C) La “domanda sull’essere” accompagnerà ognuno di noi fino all’ultimo giorno ( al “ nostro” ultimo giorno). E così, tralasciando ulteriori osservazioni “da commento”, aggiungo che la fatica di anni sui suoi libri mi è stata premiata con la parte finale ( XI: “ Escata”), pag.104 : un punto che mi ha commosso, anche a livello di pensiero, con quel … “anime sante del Purgatorio”.
*** Riporto ,quindi , per intero, la conclusione ,cioè il ricordo del nipote sacerdote:
“ In quell’incontro del 23 Settembre 1975 lo zio Martin alla mia domanda se desiderasse che fosse celebrato anche il “requiem”, che era una messa che si usava allora a Meβkirch dopo la sepoltura, mi rispose con un filo di voce: “certo, desidero che venga detta la messa per le anime sante del Purgatorio”. Egli aveva tratto certamente questa espressione dai suoi anni giovanili.
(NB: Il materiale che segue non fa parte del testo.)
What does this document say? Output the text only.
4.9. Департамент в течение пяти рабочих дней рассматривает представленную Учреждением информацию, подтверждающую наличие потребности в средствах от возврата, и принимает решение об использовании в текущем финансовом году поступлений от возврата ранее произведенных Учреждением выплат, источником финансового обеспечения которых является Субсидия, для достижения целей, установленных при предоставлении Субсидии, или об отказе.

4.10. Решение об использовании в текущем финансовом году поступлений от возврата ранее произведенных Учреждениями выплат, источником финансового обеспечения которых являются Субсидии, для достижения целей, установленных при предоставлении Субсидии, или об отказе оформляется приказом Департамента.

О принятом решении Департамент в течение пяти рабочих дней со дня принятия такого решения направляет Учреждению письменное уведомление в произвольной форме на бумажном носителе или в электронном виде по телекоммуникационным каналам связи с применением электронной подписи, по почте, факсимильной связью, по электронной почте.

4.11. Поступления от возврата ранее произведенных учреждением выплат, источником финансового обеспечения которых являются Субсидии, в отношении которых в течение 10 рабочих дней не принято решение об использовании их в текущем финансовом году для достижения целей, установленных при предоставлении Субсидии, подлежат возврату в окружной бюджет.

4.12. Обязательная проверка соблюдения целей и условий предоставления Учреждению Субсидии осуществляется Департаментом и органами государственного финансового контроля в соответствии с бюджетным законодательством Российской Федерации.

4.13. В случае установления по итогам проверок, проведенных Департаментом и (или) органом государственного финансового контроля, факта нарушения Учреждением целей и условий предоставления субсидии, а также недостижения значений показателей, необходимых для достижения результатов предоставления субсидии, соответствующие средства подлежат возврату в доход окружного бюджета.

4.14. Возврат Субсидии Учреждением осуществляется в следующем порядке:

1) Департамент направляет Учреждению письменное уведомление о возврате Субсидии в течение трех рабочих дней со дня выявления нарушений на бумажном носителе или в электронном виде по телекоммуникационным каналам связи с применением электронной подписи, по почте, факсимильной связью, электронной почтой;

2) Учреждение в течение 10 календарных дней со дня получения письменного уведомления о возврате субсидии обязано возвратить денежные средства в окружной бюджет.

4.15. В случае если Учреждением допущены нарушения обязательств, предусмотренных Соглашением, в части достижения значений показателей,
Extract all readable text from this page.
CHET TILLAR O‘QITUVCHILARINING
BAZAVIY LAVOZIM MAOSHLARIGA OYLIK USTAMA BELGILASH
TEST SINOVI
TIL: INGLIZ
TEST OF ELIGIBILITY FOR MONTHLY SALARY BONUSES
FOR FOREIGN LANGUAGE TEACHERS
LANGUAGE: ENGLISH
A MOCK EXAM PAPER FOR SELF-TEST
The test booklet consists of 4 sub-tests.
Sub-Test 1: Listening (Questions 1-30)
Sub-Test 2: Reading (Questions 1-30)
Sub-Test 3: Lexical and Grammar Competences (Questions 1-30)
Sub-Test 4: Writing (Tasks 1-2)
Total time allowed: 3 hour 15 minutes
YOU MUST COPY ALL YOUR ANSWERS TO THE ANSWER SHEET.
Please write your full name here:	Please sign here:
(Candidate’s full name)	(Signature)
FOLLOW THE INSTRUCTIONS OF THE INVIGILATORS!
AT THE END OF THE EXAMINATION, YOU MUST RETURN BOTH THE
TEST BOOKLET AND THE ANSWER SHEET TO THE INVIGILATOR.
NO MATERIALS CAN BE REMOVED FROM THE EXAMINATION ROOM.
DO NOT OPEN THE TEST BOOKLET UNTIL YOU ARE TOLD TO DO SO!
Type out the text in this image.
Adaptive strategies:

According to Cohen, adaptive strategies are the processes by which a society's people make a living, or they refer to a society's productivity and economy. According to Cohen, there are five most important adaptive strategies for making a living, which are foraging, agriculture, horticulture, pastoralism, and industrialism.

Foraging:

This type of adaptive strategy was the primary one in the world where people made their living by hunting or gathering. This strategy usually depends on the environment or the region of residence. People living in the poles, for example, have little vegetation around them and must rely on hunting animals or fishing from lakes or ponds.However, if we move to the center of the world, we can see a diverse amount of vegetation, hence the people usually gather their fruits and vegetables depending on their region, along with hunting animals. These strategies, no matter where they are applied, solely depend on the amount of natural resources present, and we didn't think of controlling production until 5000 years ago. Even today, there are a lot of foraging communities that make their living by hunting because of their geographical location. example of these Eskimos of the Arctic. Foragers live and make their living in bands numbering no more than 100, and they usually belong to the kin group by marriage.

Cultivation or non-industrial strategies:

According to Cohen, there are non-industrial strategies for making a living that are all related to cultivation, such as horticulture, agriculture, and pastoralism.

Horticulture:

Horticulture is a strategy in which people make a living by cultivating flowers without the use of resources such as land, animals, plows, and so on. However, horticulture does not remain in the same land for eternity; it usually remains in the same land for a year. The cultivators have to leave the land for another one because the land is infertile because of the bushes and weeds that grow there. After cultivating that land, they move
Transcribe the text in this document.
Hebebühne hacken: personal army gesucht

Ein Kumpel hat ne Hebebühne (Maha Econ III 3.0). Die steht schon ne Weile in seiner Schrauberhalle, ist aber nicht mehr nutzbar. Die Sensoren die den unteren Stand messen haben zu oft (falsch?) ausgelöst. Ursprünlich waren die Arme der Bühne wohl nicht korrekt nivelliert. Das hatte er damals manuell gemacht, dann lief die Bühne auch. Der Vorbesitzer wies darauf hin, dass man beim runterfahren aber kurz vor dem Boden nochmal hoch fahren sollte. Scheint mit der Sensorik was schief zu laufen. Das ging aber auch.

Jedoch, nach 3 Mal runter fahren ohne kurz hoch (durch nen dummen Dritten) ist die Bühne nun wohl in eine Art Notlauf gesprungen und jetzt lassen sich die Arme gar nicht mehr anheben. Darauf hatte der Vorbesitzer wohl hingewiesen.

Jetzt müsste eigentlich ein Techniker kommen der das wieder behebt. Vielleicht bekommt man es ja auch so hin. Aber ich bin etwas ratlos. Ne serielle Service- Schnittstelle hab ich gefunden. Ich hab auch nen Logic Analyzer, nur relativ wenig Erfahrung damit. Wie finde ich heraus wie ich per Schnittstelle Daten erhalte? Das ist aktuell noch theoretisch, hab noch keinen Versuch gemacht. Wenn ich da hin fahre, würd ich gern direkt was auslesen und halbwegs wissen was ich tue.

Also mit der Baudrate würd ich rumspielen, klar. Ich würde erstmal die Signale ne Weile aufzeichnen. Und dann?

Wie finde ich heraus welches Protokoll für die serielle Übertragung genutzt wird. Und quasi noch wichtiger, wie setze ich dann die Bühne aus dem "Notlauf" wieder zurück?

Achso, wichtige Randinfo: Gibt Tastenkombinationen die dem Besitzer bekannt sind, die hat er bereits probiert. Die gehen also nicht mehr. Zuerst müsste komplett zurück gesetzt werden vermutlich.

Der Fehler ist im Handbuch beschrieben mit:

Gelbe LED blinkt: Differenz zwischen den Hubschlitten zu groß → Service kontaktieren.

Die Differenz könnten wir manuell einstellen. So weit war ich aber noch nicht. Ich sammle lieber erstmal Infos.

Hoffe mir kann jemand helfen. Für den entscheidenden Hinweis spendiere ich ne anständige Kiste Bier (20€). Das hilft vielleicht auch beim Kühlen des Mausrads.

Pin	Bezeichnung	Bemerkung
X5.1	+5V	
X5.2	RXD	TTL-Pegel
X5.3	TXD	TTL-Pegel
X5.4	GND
In quel momento compresi che il tanto “cercare” aveva raggiunto il suo “trovare”,secondo l’espressione di Mt7,7: “ Chiedete e vi sarà dato,
cercate e troverete,bussate e vi sarà aperto”.
*** RISONANZA ( il nostro trovare).
Quando leggevo queste parole, mi ripetevo:
… il senso dell’essere lo può cogliere il Dasein , poi definito da M.H. “ pastore dell’essere”, attraverso il linguaggio della poesia.
... il senso dell’essere scaturisce dal nostro “Sein zum Tode” ( essere per la morte)
… quel “ FILO DI VOCE” ( che non ho mai trovato nei suoi scritti così difficili ) ora ,con estrema semplicità, lo indica con il suo nome (… “espressione dei suoi anni giovanili”) che da bambini , anche noi,abbiamo imparato
( a n i m e s a n t e d e l P u r g a t o r i o ).